The “Hell of the North” is a brutal thing at the best of times but the first women’s edition in history was something else. The pandemic had forced a switch from Easter to autumn, and the rains greased the famous cobblestones and churned the mud in preparation for carnage. It was less a race and more a battle for survival, The Hunger Games set in French countryside, with frequent crashes and often gruesome injuries. Annemiek van Vleuten’s season was ended after she broke her shoulder and her pelvis in two places, though not before she got back on her bike and tried to ride on.
Deignan’s response to the mayhem was to deliver one of the great solo attacks, 82km of attrition which will be remembered long after her career is over. Her break clear was, she admitted afterwards, a happy accident as she injected some speed to move away from the chaos and found herself out in front. While Marianne Vos, perhaps the greatest woman ever to ride a bike, set off hunting down the lone leader, Deignan felt the pain in her blistered hands, in her aching legs, in her burning lungs, and clung on for dear life.
“I knew she had fresher legs than I did, and Marianne is an incredible athlete so I knew she’d be chasing me down and taking time out of me,” Deignan said. “My objective was just to get over the cobbles with as much time as I could because I knew that that’s where I’d be losing time because my legs were so tired. I knew that on the tarmac it would kind of be even, so my objective was just to get through those cobbled sectors ahead of her.
“There was a moment when I slid to the left and then the right and I thought ‘woooah’. But I knew that it would be worse in a group and I knew that I had an advantage to be alone and pick my lines. It was incredibly muddy in some sections, and you know I’m not a cyclo-crosser, so I took a couple of tips from my teammate Lucinda Brand. She said, ‘whatever you do, just keep pedalling’. So that’s all I could think – just keep pedalling.”
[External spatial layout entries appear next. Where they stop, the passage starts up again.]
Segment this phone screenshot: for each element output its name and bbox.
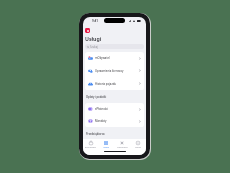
staticText: ePłatności <box>95 107 109 111</box>
button[interactable]: Baza wiedzy <box>83 139 98 150</box>
button[interactable]: Historia pojazdu <box>85 77 144 90</box>
staticText: Historia pojazdu <box>95 82 117 86</box>
button[interactable]: Usługi <box>98 139 114 150</box>
staticText: Usługi <box>103 146 109 149</box>
other: Usługi <box>104 141 108 145</box>
button[interactable]: mObywatel <box>85 52 144 64</box>
staticText: Baza wiedzy <box>85 146 96 149</box>
staticText: Dokumenty <box>117 146 128 149</box>
button[interactable]: ePłatności <box>85 103 144 115</box>
staticText: Usługi <box>85 35 102 42</box>
button[interactable]: Więcej <box>130 139 146 150</box>
button[interactable]: Szukaj <box>85 44 144 49</box>
staticText: Szukaj <box>90 45 98 49</box>
button[interactable]: Uprawnienia kierowcy <box>85 64 144 77</box>
staticText: Więcej <box>135 146 141 149</box>
button[interactable]: Mandaty <box>85 115 144 127</box>
staticText: 9:41 <box>92 19 98 23</box>
other: Baza wiedzy <box>89 141 93 145</box>
other: mObywatel <box>85 28 90 33</box>
staticText: Przedsiębiorca <box>86 132 105 136</box>
staticText: mObywatel <box>95 56 110 60</box>
other: Więcej <box>136 141 140 145</box>
other: Dokumenty <box>120 141 124 145</box>
staticText: Opłaty i podatki <box>86 95 107 99</box>
staticText: Mandaty <box>95 119 107 123</box>
staticText: Uprawnienia kierowcy <box>95 69 124 73</box>
button[interactable]: Dokumenty <box>114 139 130 150</box>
This was more than just a brilliant bike race but a slice of sporting history. On the weekend of the 118th edition of the men’s race, women were finally let loose in the Paris-Roubaix. Cycling has rarely been at the forefront of gender equality, a sport where old-school sexism is allowed to fester, but this was another landmark for the fast-developing women’s tour.
“We didn’t have a chance to dream for so long, it’s always been a men’s race,” Deignan said. “I am just so proud that this is where we are, that women’s cycling is on the world stage now. I am proud that my daughter can look at the trophy. She doesn’t just have to watch men on the TV any more. It’s proving there is appetite for women’s cycling. The athletes here can do one of the hardest races in the world and I’m so proud I can say I’m the first ever winner.”
Deignan had no time to lick her wounds – on Monday she was back on her bike for the start of the Women’s Tour of Britain, a week-long jaunt around central and eastern England beginning in Bicester, Oxfordshire and finishing in Felixstowe, Suffolk on Saturday. She has won it twice before and is going for her hat-trick, though she faces a strong list of competitors, among them Italy’s newly crowned world road race champion Elisa Balsamo.
It is another instalment in what is something of a boom for women’s cycling right now. This was a weekend when it delivered thrills and spills perhaps even more compelling than the similarly chaotic men’s race which followed on Sunday, won by Italy’s Sonny Colbrelli. There is still some way to close the gap – Deignan’s prize money was only €1,535 (£1,313), compared to Colbrelli’s €30,000 (£25,600), before her team Trek-Segafredo and sponsors bumped up the reward to match – but this was progress, displayed to the world in spectacular style.
“The first step is that we have a Paris-Roubaix,” she said. “That’s a huge first step forward and I’m very grateful that I get to be a part of history. There’s no going back.” Indeed, Deignan is right at the front, leading the way through blood, mud and tears.